Health experts and researchers had previously shared information that asymptomatic carriers were a problem during the coronavirus pandemic because they wouldn’t know to self-isolate and therefore not spread the infection. The WHO cast doubt on that information on June 8 when it said that asymptomatic carriers weren’t a major part of the transmission.
“From the data we have, it still seems to be rare that an asymptomatic person actually transmits onward to a secondary individual,” said Dr. Maria Van Kerkhove, head of WHO’s emerging diseases and zoonosis unit, “It’s very rare.” To help reduce the spread, Dr. Van Kerkhove recommended that governments focus on identifying and isolating infected people and tracking people that might have come into contact with them.
“What we really want to be focused on is following the symptomatic cases,” Van Kerkhove said. “If we actually followed all of the symptomatic cases, isolated those cases, followed the contacts, and quarantined those contacts, we would drastically reduce” the spread.

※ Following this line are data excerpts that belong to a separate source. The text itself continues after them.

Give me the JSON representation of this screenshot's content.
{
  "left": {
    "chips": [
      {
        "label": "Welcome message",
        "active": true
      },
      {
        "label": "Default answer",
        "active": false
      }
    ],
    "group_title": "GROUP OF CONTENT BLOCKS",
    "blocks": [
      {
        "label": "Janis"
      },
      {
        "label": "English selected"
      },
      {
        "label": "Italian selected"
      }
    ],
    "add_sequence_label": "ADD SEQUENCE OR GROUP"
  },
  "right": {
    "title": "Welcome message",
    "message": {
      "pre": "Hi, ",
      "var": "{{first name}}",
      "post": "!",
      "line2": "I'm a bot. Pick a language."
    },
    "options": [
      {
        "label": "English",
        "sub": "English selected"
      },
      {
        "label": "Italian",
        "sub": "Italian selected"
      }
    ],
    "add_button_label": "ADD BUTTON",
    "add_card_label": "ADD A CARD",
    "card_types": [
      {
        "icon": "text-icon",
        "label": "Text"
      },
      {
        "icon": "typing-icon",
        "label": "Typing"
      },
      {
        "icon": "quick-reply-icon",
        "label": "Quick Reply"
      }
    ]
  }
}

Experts have spoken out in disagreement and the WHO had to revise their original statement. CDC reports from April recommended social distancing based on asymptomatic or “presymptomatic transmission.” Dr. Van Kerkhove acknowledged on June 9 that this was from small clusters and small sets of studies and that in those cases it was “very rare” to find secondary infections from asymptomatic carriers. She called it “a big open question.”
Experts spoke out against the WHO’s statement. “Some modeling studies suggest 40-60% of spread is from people when they didn’t have symptoms. It may be there isn’t a lot of asymptomatic spread but plenty of pre-symptomatic spread. Would be helpful to get the full report they are referencing,” said Ashish Jha, the director of the Harvard Global Health Institute on Twitter.
Read more about protecting yourself from coronavirus. Check the CDC website for more information on how to protect yourself and check our latest article to learn how COVID-19 differs from the flu.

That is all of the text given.